III Protestation et répression

Malgré l’absence de structure légale le mécontentement des travailleurs se manifeste à l’occasion de grèves ou de mouvements populaires. Déjà, la fermeture des Ateliers nationaux en juin 1848 donne lieu à des manifestations violentes rapidement réprimées par Cavaignac. Les grèves se multiplient entre 1862 et 1864. Elles sont alors systématiquement réprimées. En juin 1869, les soldats de Napoléon III tirent sur les mineurs de Ricamarie en grève.

A l’époque aussi, l’urbanisme peut aussi être un moyen de gestion de la question sociale. Dans un siècle où les classes laborieuses apparaissent comme des classes dangereuses selon l’expression de Louis Chevalier  compte tenu du rôle qu'elles ont joué pendant la Révolution française puis en 1830 et en 1848, le baron Haussmann, préfet de Paris cherche à rejeter les plus humbles vers la périphérie en rénovant certains quartiers jusqu’alors populaires. Le percement de grandes avenues permet également de mieux contrôler les situations d’insurrection urbaine.

 

Grève : cessation collective et concertée du travail décidée par des salariés pour obtenir la satisfaction d'une ou plusieurs revendications.

 

IV Concessions

Dans ces conditions, les autorités sont tout de même obligées de faire quelques concessions. Sous la Monarchie de Juillet, la loi du 21 mars1841, interdit le travail des enfants de moins de 8 ans. Quel progrès !. Sous la Deuxième République, les  Ateliers nationaux sont une brève expérience pour offrir au chômeur une activité et un modeste revenu dans un contexte de crise sociale. Sous l’Empire, par la circulaire du 15 décembre 1851, Napoléon III rend le repos hebdomadaire obligatoire. Plus tard en réaction aux grèves, le 25 mai 1864 est votée une loi qui supprime le délit de coalition. C’est la loi Ollivier. La grève est désormais possible  à condition d'être non-violente et de ne pas empêcher les non-grévistes de travailler. Attention, le droit de réunion n’est pas pour autant reconnu et il faut attendre 1884 pour que soit véritablement accordé le droit à se syndiquer. 

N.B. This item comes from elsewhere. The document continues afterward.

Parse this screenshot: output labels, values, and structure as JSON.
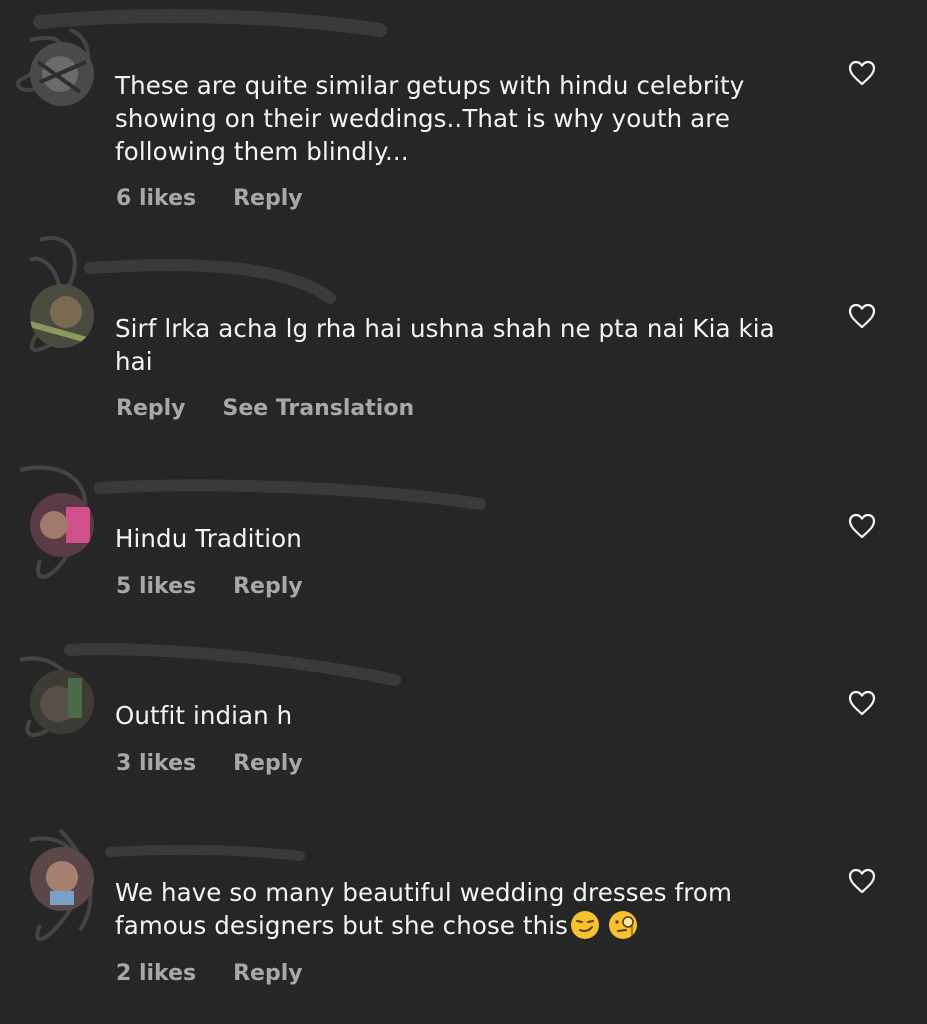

 Au 19ème siècle, se développe également le paternalisme patronal. Il s'agit pour les chefs d'entreprises de s'assurer une main d'œuvre stable et de se conformer à un certain nombre d'exigences morales et religieuses en améliorant les conditions de vie de leurs salariés. Ainsi, les Schneider au Creusot, les Michelin à Clermont-Ferrand, les Peugeot à Sochaux créent des logements, des infrastructures scolaires et périscolaires, financent des activités culturelles et sportives pour améliorer le sort de leurs ouvriers.

 

Syndicat : association de personnes ayant en principe la même profession, chargée de défendre les intérêts communs de celle-ci.

 

Conclusion :

Dans un contexte d’industrialisation où la société connaît des transformations profondes, la question sociale est un problème majeur  que certains proposent de régler en donnant des réponses politiques, philosophiques, philanthropiques et architecturales. Certes les autorités et les employeurs font des concessions pour améliorer le sort et l’expression des plus humbles, mais il convient de rappeler que la lutte fut le plus souvent nécessaire pour les obtenir, quitte à courir le risque de la répression.